Figure 4 Illustration of the sections used to describe pressure locations that demonstrate articular cartilage pressures during a loading scenario. The various colors indicate the stresses in the menisci and articular cartilage (further description in (more ...)
Figure 5 Injury conditions that resulted in peak articular cartilage contact pressure locations in the posterolateral tibia and lateral femur. A, combined abduction tibial rotation and anterior tibial translation injury conditions. B, the articular cartilage pressure (more ...)
Kinematic and kinetic data during a drop vertical jump maneuver from female athletes before their athletic seasons were used as baseline input for the finite element model. Mean kinematic and kinetic data at initial contact during landing from a drop vertical jump for athletes who went on to subsequent injury (INJ) after testing (n = 9 knees) and control (CTRL) (n = 390 knees) athletes (who did not have subsequent ACL injury) were used as baseline input for the model.16
Methods for biomechanical data collection are described in Ford et al9
and Hewett et al.16
A static trial was used as the athlete’s neutral (zero) alignment with subsequent measures relative to this position.10
Three-dimensional coordinates for the tibial and femoral markers were identified from the in vivo data (see Ford et al for marker placement) and used to define baseline input rotational and translational boundary conditions for the finite element model at corresponding node locations.9,16
The coordinate system described by Grood and Suntay14
was used to define the knee joint coordinate system of the finite element model with respect to the 3-dimensional knee joint motions, and a geometric center axis was used to apply flexion rotations.34
A vertical ground-reaction force was applied to the finite element model as a compressive force across the tibiofemoral joint.
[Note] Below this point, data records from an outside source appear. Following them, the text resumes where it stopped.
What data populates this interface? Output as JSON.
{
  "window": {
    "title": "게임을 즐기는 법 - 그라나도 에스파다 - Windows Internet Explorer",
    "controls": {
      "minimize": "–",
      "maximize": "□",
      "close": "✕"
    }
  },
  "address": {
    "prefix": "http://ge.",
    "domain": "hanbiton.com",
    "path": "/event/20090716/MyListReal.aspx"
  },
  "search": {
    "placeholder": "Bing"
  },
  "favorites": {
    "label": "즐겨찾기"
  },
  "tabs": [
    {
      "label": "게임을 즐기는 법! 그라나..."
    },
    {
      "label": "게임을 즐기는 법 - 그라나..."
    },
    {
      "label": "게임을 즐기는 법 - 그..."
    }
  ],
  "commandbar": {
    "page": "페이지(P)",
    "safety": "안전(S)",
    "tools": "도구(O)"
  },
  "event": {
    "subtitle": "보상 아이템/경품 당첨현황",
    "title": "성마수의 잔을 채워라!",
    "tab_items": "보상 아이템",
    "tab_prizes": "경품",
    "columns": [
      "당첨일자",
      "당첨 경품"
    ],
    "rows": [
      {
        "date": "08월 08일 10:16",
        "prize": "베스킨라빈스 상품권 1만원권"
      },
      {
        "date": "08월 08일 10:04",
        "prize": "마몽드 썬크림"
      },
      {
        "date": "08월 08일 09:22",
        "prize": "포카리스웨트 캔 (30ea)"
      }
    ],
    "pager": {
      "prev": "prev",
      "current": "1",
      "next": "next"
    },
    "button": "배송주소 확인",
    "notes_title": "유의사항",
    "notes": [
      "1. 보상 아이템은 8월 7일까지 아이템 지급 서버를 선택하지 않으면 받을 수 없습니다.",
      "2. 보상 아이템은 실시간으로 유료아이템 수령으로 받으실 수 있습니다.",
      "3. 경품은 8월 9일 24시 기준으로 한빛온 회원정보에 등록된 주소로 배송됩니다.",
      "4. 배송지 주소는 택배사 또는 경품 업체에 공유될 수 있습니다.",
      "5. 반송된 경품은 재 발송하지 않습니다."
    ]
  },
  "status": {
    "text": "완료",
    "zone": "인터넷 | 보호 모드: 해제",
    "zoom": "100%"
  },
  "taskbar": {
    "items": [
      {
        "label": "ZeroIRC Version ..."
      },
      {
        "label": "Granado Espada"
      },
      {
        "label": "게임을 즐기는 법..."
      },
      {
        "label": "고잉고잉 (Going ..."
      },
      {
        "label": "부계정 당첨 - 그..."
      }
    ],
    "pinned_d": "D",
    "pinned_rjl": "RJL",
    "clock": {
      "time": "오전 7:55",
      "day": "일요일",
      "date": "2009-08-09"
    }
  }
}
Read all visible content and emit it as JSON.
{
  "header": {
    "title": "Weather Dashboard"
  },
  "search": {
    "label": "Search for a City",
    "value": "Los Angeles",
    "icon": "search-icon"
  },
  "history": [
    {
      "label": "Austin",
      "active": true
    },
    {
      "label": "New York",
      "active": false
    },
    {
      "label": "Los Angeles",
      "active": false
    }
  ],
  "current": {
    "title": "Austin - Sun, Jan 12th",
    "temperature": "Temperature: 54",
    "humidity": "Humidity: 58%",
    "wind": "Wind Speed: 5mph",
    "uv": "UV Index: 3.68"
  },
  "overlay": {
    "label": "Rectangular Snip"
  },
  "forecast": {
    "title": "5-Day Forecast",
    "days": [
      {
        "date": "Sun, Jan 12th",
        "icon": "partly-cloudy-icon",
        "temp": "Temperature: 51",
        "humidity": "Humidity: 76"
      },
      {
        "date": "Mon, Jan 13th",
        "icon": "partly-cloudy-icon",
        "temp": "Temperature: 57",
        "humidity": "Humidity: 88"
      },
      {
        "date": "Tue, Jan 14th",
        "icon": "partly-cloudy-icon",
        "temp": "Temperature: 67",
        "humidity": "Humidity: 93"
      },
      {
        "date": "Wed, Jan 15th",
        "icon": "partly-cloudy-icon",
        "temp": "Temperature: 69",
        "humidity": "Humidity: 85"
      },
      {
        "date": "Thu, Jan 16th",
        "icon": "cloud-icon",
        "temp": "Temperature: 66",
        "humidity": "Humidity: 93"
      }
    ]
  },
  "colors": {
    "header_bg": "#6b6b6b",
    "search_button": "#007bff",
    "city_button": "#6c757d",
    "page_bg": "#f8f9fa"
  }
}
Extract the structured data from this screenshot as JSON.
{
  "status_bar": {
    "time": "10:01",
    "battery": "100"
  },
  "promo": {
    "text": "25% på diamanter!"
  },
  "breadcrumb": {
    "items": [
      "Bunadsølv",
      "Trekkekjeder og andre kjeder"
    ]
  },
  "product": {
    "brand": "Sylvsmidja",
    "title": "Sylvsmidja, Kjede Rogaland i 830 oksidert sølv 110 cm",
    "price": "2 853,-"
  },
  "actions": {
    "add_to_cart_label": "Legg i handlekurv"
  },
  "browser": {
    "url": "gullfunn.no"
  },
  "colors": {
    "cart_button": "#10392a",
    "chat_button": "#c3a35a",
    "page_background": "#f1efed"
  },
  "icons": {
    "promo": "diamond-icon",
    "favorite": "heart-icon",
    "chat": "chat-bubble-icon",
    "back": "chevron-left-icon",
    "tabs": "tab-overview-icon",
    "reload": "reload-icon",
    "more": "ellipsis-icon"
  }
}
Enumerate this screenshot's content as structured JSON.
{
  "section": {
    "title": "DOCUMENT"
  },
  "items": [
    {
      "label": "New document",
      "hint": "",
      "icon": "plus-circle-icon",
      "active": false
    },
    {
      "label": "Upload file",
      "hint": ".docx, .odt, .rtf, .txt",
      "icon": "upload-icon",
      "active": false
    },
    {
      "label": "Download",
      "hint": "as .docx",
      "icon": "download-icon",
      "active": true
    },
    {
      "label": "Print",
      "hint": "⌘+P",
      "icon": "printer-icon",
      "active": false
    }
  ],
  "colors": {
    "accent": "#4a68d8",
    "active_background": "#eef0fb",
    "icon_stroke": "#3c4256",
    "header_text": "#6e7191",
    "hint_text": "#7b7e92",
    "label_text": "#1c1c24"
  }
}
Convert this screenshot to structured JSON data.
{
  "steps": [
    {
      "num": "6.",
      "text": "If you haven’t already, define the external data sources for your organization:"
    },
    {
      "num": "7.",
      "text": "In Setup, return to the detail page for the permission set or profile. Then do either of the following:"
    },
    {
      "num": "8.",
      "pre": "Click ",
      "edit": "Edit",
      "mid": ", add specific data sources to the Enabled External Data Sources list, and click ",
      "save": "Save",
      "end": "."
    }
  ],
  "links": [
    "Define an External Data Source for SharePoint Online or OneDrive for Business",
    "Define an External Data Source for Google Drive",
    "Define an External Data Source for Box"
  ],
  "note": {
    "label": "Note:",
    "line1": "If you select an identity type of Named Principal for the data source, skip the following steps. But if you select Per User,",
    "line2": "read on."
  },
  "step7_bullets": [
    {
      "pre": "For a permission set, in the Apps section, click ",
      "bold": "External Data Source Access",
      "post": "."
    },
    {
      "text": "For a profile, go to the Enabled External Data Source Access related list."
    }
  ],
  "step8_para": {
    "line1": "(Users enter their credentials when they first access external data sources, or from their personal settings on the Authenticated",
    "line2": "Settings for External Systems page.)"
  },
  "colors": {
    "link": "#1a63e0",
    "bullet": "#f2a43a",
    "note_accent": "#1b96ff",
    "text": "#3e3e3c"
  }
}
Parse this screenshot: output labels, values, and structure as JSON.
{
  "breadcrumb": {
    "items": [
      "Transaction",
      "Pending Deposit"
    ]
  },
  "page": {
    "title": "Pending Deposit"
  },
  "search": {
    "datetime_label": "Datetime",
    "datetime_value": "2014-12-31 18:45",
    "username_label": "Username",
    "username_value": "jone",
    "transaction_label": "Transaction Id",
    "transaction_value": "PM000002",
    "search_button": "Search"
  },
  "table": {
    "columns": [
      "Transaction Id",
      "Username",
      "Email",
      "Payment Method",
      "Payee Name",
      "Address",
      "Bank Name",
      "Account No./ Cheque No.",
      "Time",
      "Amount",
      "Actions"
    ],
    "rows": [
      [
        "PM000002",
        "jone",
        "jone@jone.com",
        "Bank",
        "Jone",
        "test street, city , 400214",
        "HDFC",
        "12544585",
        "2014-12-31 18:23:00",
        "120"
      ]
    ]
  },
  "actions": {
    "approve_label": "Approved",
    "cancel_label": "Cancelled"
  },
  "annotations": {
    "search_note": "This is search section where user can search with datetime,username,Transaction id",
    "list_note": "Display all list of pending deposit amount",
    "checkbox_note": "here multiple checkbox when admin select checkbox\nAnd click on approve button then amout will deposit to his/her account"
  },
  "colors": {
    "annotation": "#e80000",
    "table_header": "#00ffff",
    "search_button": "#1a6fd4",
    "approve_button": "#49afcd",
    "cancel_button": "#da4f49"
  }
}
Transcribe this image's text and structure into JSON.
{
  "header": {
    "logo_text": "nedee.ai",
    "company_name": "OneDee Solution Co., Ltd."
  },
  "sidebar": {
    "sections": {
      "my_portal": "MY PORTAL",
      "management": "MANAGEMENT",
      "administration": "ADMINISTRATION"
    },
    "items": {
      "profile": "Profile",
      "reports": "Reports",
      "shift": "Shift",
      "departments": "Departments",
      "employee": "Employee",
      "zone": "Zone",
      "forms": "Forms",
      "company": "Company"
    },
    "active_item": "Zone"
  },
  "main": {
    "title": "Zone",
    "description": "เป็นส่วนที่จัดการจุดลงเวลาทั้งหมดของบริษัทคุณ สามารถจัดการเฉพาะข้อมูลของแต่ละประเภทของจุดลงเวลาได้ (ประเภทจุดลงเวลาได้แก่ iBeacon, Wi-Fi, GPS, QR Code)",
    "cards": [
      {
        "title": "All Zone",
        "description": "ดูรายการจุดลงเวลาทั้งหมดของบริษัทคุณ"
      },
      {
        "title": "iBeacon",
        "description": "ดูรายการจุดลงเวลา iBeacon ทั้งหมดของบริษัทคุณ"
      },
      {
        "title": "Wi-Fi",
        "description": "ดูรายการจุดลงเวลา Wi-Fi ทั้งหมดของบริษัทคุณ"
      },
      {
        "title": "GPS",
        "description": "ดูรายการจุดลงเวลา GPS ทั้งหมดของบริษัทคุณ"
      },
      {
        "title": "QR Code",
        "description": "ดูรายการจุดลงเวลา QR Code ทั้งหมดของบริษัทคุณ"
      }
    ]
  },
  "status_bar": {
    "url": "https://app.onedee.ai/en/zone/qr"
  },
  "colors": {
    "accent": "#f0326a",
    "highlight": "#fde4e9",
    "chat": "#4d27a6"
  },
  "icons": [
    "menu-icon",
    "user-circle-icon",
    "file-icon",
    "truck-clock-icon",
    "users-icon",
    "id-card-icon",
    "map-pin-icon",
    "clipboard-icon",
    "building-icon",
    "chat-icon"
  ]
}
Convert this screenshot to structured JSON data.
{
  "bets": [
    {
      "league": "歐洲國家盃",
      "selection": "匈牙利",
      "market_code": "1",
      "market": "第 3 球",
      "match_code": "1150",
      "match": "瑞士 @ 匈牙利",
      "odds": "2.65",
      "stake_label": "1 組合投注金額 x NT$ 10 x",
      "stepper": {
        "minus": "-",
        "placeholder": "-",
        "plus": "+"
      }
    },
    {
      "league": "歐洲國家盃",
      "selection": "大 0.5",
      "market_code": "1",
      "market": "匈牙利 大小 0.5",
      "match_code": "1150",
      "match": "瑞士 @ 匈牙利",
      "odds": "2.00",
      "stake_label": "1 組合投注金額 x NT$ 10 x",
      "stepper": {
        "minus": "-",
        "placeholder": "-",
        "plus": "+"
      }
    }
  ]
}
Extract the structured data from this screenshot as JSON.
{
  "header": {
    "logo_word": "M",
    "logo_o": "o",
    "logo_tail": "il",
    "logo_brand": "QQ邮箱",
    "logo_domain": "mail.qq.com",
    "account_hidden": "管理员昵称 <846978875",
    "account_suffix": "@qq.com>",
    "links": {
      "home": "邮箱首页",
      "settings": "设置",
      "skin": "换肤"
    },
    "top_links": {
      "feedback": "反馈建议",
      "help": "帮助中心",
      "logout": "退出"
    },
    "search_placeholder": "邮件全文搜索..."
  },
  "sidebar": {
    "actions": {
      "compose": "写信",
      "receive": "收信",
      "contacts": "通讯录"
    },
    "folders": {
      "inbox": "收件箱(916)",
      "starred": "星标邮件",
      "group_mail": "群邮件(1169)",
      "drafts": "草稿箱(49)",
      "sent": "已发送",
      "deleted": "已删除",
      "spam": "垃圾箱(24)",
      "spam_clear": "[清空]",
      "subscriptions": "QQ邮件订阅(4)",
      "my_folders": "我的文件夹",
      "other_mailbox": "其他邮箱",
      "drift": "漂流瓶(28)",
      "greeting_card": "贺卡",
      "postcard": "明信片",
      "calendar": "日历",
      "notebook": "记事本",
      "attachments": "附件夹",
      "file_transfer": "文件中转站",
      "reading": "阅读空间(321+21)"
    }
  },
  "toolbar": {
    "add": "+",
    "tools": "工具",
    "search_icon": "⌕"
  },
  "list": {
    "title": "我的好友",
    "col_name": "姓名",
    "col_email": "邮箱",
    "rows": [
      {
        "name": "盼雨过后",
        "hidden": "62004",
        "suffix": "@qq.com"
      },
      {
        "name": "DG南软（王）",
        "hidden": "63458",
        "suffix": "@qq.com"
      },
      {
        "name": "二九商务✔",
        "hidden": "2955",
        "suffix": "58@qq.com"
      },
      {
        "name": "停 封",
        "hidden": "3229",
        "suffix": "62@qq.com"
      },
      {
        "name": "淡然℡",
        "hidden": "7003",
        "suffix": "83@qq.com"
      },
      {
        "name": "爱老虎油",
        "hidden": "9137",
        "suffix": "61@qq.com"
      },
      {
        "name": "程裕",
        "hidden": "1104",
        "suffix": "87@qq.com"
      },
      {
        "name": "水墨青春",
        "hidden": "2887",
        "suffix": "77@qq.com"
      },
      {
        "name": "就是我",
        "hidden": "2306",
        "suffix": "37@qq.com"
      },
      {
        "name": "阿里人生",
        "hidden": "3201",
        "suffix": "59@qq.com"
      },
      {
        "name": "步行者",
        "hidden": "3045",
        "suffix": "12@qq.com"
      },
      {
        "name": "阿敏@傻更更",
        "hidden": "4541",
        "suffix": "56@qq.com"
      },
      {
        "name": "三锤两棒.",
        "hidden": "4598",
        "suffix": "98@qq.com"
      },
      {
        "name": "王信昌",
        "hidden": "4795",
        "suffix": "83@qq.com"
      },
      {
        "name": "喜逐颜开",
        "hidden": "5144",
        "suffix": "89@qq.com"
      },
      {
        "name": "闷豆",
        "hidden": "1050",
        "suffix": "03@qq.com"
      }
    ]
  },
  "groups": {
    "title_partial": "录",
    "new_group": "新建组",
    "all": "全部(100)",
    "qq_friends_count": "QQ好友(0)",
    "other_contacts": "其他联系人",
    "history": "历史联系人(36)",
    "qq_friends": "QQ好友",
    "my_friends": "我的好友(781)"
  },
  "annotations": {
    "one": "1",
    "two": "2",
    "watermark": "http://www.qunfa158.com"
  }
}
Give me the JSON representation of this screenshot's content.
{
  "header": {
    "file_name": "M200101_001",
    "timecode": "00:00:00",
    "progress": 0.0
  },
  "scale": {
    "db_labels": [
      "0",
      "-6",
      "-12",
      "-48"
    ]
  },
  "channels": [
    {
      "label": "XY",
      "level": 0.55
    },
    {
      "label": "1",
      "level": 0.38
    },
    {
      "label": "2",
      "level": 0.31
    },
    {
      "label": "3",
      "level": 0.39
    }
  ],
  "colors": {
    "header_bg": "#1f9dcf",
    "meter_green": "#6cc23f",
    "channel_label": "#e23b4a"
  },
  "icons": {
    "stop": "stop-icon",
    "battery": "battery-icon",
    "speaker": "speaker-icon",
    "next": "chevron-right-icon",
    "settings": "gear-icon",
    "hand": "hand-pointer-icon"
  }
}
A 600-N quadriceps tension and 400-N hamstrings tension were applied to the model to simulate in vivo muscle resistance and compressive joint forces.46,51
Baseline “normal” landing conditions included a knee abduction angle of 5° (INJ) or −3.4° (CTRL) with a 20° knee flexion angle and a vertical ground-reaction force (600 N) for both groups.16
We used the finite element model to simulate ACL injury mechanisms for each group (INJ, CTRL) by single planar loading conditions for abduction rotation (abduction of the tibia relative to the femur), internal tibial rotation, external tibial rotation, and anterior tibial translation (). Combined injury conditions were examined for combined abduction/anterior tibial translation, abduction/internal tibial rotation, abduction/external tibial rotation, anterior tibial translation/internal tibial rotation, and anterior tibial translation/external tibial rotation. Because video analyses indicate that female athletes have 4° higher abduction angles compared with their initial contact angle during the ACL injury event, abduction injury simulations consisted of a 4° increase in abduction angle relative to baseline initial contact landing conditions.22
Anterior tibial translation injury simulations consisted of 6-mm increases in anterior tibial translation. Normal anterior tibial translation laxity is approximately 3 mm (depending on flexion angle and applied force), and ACL deficiency leads to an increase of 3 mm (or more) of anterior tibial translation laxity compared with the healthy contralateral limb.6,29,30
Internal and external tibial rotation injury simulations included 9° increases in the respective rotations because weightbearing axial rotations are approximately 5° to 7° in each direction, and Olsen et al36
reported approximately 9° of internal or external rotation of the tibia during ACL injury.47
The articular cartilage contact pressure locations were determined for each injury scenario and compared with the common bone bruise locations after acute ACL injury.